UN OKUPA EN MI CASA
Vino bohemio de noche. Vino con su hermoso abrigo de plumas leonadas. Y con toda la miel del otoño en los ojos. Desde mi tejado, por la chimenea, se lanzó tan osado, tan ave magna. Nunca lo entenderé ¿Creería ver desde la altura, entre las aún cálidas cenizas de mi hogar, los tizones ojos de un mirlo? ¿O fue que esa noche, huyendo de la cellisca, creyó que esa marea de ascua tibia subiendo hasta envolverle, era por fin su edén perdido? ¿O quizá me vio el otro día deshollinando, metiendo la escoba y la cabeza por esa boca negra, dicharachero, al compás del Chim, Chim, Cheree de Mary Poppins? Nadie podrá saberlo ¿Y por qué tan audaz? Pero si debió bajar abismándose. Si ni nosotros mismos nos atreveríamos en la vida a atravesar un túnel oscuro.
Y aterrizó en el planeta cerrado de mi casa de El Rasillo. Y lo siento por su angustia. Claro que el grifo no goteaba. Ni sabía que la ganzúa de su pico abría la alacena. Allí tenía un tabal de sardinas en arenque, una perdiz escabechada de calendario, y una tableta de chocolate negro para calmarse y resistir y darme tiempo a volver…
Cuando abrí la puerta de mi casa, pensé en los ladrones, al ver en el suelo el jarrón chino hecho añicos, destripados los pájaros bordados de la colcha, y la lámpara del techo indecorosamente condecorada.
Y cómo siento no haberle dejado sólo la profunda noche dentro. Y cómo me duele su angustia de que no pudiera traspasar como la luz el cristal, sin herirse, sin caerse, una y otra y otra vez, contumaz.
Y al pie del ventanal, cayó, ahí cayó, boca abajo, ahí muerto. Y mientras me acercaba, ese atado de plumas me iba recordando el ulular de su agonía…
Y sin cayado miedoso. Sin puntera de zapato. Con mi misma mano desnuda, como si fuera el cadáver de un hombre, le di la vuelta, y entonces, el cuello se le desenroscó, como un tiovivo giró la cabeza ¡Oh, era un hermoso búho real!
Y no lo arrojé a la basura, lo envolví en un retal de arpillera y lo enterré en el jardín…
(¿Sabes? Yo tenía diez años y pájaros volando por la cocina. Tenía mis hombros para darles besos de miga de pan y piquitos de lechuga. Tenía a Pinito del Oro en el trapecio de mis dedos. Y al anochecer, me regalaban un bis de trinos, creyendo que la luz de la bombilla era otra vez el sol de la mañana. Y tenía a mi madre, que iba por detrás con un trapo, recogiendo las plumas, restregando las heces…

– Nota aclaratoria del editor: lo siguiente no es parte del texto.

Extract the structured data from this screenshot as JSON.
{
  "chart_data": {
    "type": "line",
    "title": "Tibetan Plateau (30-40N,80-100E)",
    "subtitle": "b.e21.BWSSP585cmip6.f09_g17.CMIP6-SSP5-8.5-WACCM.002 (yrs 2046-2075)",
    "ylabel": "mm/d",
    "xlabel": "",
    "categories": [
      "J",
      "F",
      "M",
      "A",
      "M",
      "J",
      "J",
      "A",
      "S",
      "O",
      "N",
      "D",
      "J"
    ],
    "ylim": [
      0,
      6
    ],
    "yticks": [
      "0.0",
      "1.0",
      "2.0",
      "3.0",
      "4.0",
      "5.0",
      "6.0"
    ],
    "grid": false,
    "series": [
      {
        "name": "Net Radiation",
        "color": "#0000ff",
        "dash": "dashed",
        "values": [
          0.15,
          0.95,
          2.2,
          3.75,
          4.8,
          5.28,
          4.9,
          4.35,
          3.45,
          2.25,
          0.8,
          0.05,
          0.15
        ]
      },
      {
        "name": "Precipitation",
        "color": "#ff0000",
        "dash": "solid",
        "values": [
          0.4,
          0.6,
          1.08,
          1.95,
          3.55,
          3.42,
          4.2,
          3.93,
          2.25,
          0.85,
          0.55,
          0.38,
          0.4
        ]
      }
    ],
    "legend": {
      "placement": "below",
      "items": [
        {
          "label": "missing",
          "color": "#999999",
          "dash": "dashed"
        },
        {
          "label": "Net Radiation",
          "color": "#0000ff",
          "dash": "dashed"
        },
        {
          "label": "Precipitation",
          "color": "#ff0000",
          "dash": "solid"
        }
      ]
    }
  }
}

Y cuando caía alguno a plomo del nido de la pared, caía a ese agujero mío sin fondo del sueño… Una tarde se fueron todos volando por la ventana (la abriste aposta, verdad mamá), a esa escuela del sol, de la lluvia, del viento, a graduarse en indigencia. Y con ellos, yo también abandoné el paraíso, para irme a ese oficio de vivir, a ese mal invento, a esa batalla inútil con uno mismo)
...Encima de la fosa puse unas piedras, para esas alimañas que huelen y desentierran la muerte.